Coccia Colaiuta e Giampietro avrebbero poi chiesto più volte a Maiorano somme non dovute a titolo di risarcimento danni inducendo in errore terzi ma anche l’autorità giudiziaria a vario titolo coinvolta nella vicenda giudiziaria innestata con la querela, non riuscendo nell’intento per cause indipendenti dalla propria volontà, cioè alcune intercettazioni che hanno dimostrato la simulazione e l’accordo contro Maiorano.


«CAPACI DI TRARRE IN INGANNO L’AUTORITA’ GIUDIZIARIA»

Accuse gravi che secondo la procura non solo dipingerebbero Colaiuta ed il suo manager come persone pronte anche a dire il falso e a querelare persone riportando circostanze false e pensate a tavolino per ottenere un risarcimento ma capaci anche di trarre in inganno l’autorità giudiziaria e, dunque, orientando e sviare le indagini.

In questo procedimento è stata riconosciuta come parte offesa Alessandro Maiorano.


Proprio questa vicenda appare la più grave rispetto alle varie querele incrociate per diffamazione e maxi risarcimenti richiesti (Maiorano chiede 3 mln di euro per affermazioni di Coccia Colaiuta contro la madre).            Il fidanzato della Pezzopane, già comparso in alcune udienze, ha spiegato che Maiorano lo insulterebbe di continuo sia in post pubblici che in posta «perchè odia il Pd e Renzi».


Il pm David Mancini nel frattempo ha citato in giudizio Maiorano perchè «attraverso il social network Facebook  offendeva l'onore e la reputazione di Coccia Colaiuta, pubblicando le seguenti espressioni: 'ridicolo, raccomandato fallito, fallito che tromba la nana, che stomaco che hai, ti denuncio e mi metto a indagare sulla Pezzopane vediamo che salta fuori».


A questa vicenda si aggiunge anche un’altra accusa di diffamazione secondo la quale risultano indagati Pezzopane e Colaiuta per aver pubblicato sui propri profili Facebook il casellario giudiziario di Maiorano.

La senatrice ha smentito di aver condiviso il post incriminato ed ha posto l’attenzione sulla pervicacia e perseveranza di Maiorano («mi chiedo perchè mi perseguiti da anni»).



LA CAMPAGNA PER IL REFERENDUM E LE ALTRE STORIE

Il fidanzato della senatrice però dopo una serie di comparsate in tv, il salvataggio dei terremotati, la preparazione del matrimonio,  si sta spendendo in questi giorni anche per una campagna decisa e massiccia per il referendum a favore del sì e della politica renziana non lesinando parole dure per sminuire l’azione dei grillini (con tanto di gesto dell’ombrello finale).

L’ultima notizia in ordine di tempo, inoltre, è quella di una serie di «profili falsi» di Simone Coccia Colaiuta che sarebbero stati creati ad arte per diffondere messaggi per screditarlo. Occhio dunque ai replicanti.

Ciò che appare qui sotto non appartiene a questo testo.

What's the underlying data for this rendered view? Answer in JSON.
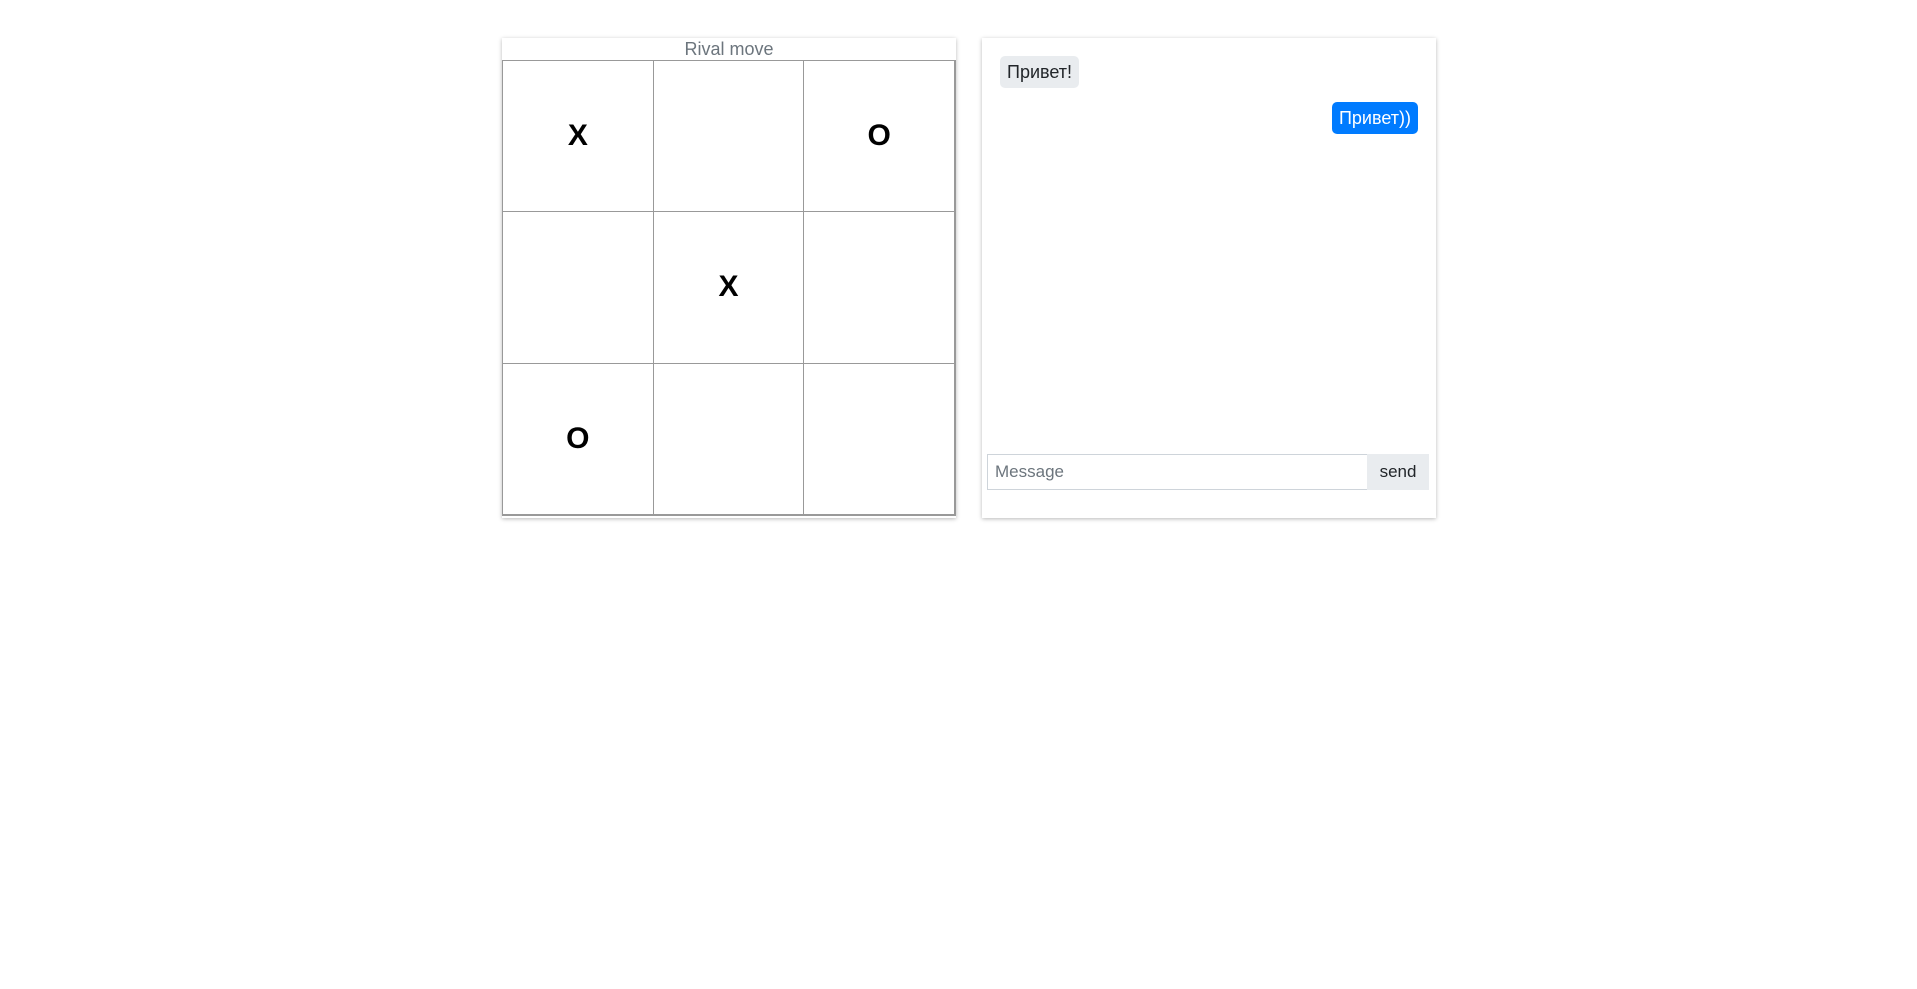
{
  "game": {
    "status": "Rival move",
    "board": [
      [
        "X",
        "",
        "O"
      ],
      [
        "",
        "X",
        ""
      ],
      [
        "O",
        "",
        ""
      ]
    ]
  },
  "chat": {
    "messages": [
      {
        "direction": "in",
        "text": "Привет!"
      },
      {
        "direction": "out",
        "text": "Привет))"
      }
    ],
    "input": {
      "placeholder": "Message",
      "value": ""
    },
    "send_label": "send"
  },
  "colors": {
    "outgoing_bubble": "#007bff",
    "incoming_bubble": "#e9ecef",
    "status_text": "#6c757d"
  }
}
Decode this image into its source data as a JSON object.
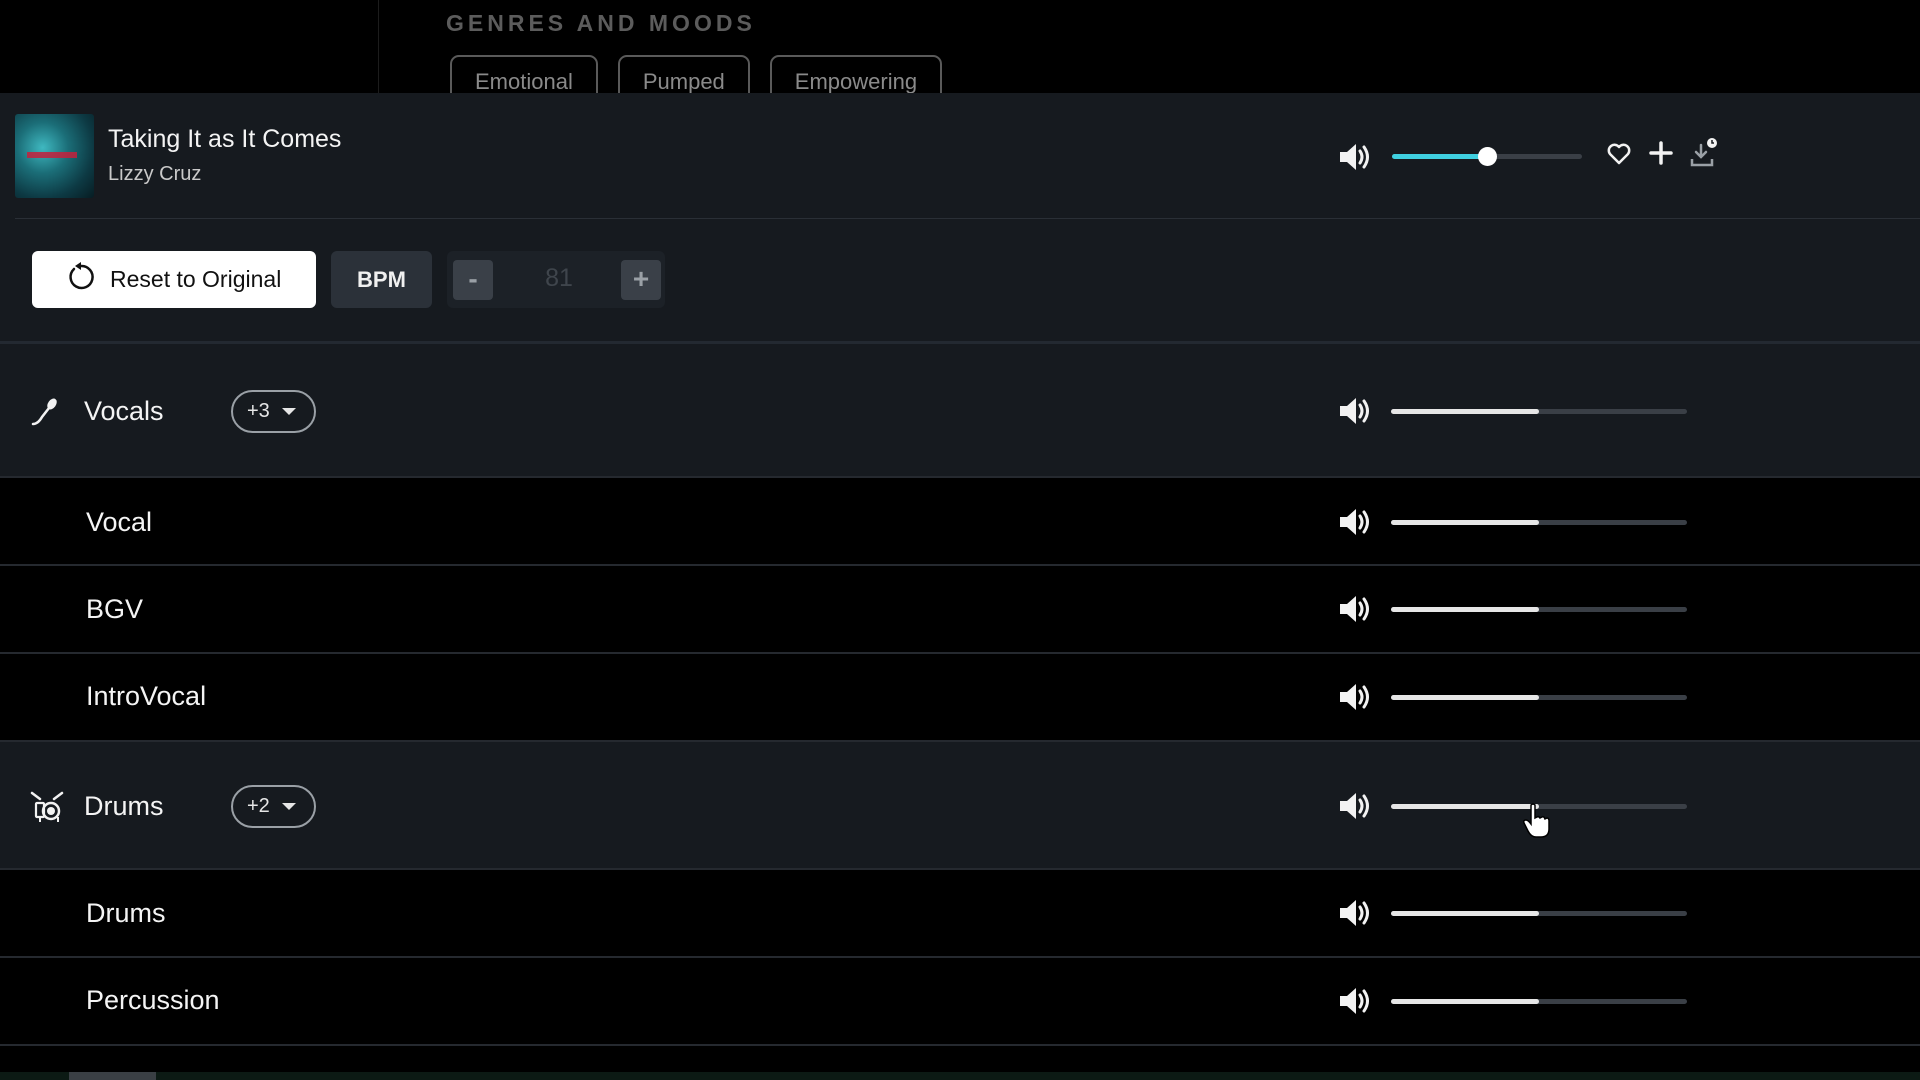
{
  "genres": {
    "heading": "GENRES AND MOODS",
    "chips": [
      "Emotional",
      "Pumped",
      "Empowering"
    ]
  },
  "player": {
    "track_title": "Taking It as It Comes",
    "artist": "Lizzy Cruz",
    "master_volume_percent": 50,
    "accent_color": "#3fd0e0",
    "icons": {
      "volume": "speaker-icon",
      "favorite": "heart-icon",
      "add": "plus-icon",
      "download": "download-icon"
    }
  },
  "controls": {
    "reset_label": "Reset to Original",
    "bpm_label": "BPM",
    "bpm_minus": "-",
    "bpm_plus": "+",
    "bpm_value": "81"
  },
  "stems": {
    "vocals_group": {
      "label": "Vocals",
      "count": "+3",
      "icon": "microphone-icon",
      "volume_percent": 50
    },
    "vocals_items": [
      {
        "label": "Vocal",
        "volume_percent": 50
      },
      {
        "label": "BGV",
        "volume_percent": 50
      },
      {
        "label": "IntroVocal",
        "volume_percent": 50
      }
    ],
    "drums_group": {
      "label": "Drums",
      "count": "+2",
      "icon": "drum-kit-icon",
      "volume_percent": 50
    },
    "drums_items": [
      {
        "label": "Drums",
        "volume_percent": 50
      },
      {
        "label": "Percussion",
        "volume_percent": 50
      }
    ],
    "slider_fill_color": "#e6e6e6",
    "slider_track_color": "#3a3f46"
  }
}
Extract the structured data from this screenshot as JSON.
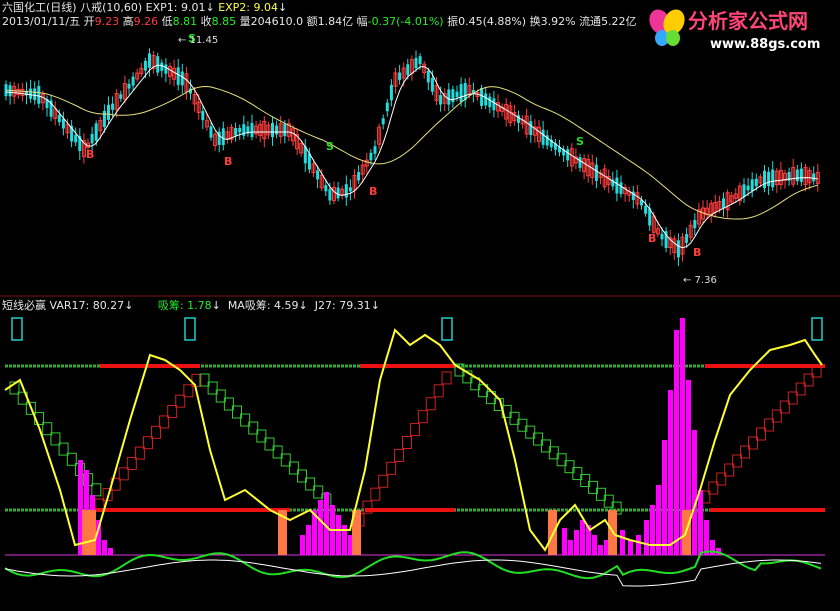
{
  "header": {
    "title": "六国化工(日线) 八戒(10,60)",
    "exp1_label": "EXP1: 9.01",
    "exp2_label": "EXP2: 9.04",
    "date": "2013/01/11/五",
    "open_label": "开",
    "open": "9.23",
    "high_label": "高",
    "high": "9.26",
    "low_label": "低",
    "low": "8.81",
    "close_label": "收",
    "close": "8.85",
    "vol_label": "量",
    "vol": "204610.0",
    "amount_label": "额",
    "amount": "1.84亿",
    "change_label": "幅",
    "change": "-0.37(-4.01%)",
    "amp_label": "振",
    "amp": "0.45(4.88%)",
    "turnover_label": "换",
    "turnover": "3.92%",
    "float_label": "流通",
    "float": "5.22亿"
  },
  "indicator": {
    "name": "短线必赢",
    "var17": "VAR17: 80.27",
    "xichou": "吸筹: 1.78",
    "ma_xichou": "MA吸筹: 4.59",
    "j27": "J27: 79.31"
  },
  "annotations": {
    "high_price": "11.45",
    "low_price": "7.36",
    "buy": "B",
    "sell": "S"
  },
  "watermark": {
    "text": "分析家公式网",
    "url": "www.88gs.com"
  },
  "colors": {
    "up": "#ff3c3c",
    "down": "#22dddd",
    "ma_short": "#ffffff",
    "ma_long": "#e8e080",
    "yellow_line": "#ffff33",
    "magenta": "#ff00ff",
    "orange": "#ff7744",
    "green": "#22dd22"
  }
}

Maiorano però è una miniera di denunce e tra le tante bisogna ricordare anche quella che contiene una serie di foto del fidanzato della senatrice nudo, foto che sarebbero state inviate ad una donna in tempi recenti. In tutto questa gragnuola di colpi sono scattate denunce agli organi di informazione (secondo Maiorano reticenti per paura della senatrice Pd, per Coccia Colaiuta  invece sono “compiacenti” quelli che pubblicano le accuse verso di lui che di solito considera «diffamatorie») e persino una denuncia alla procura di Campobasso azionata da Maiorano verso un pm della procura de L’Aquila che non si capisce come abbia tentato di coprire in qualche modo Pezzopane e compagno.

 L’alta cosa certa è il tentativo continuo di spettacolarizzare queste vicende per diversi fini.

Ora però di carne al fuoco ce n’è tanta e prima o poi arriveranno anche le prime sentenze sperando che gli animi di tranquillizzino e che i due contendenti possano pensare anche ad altro.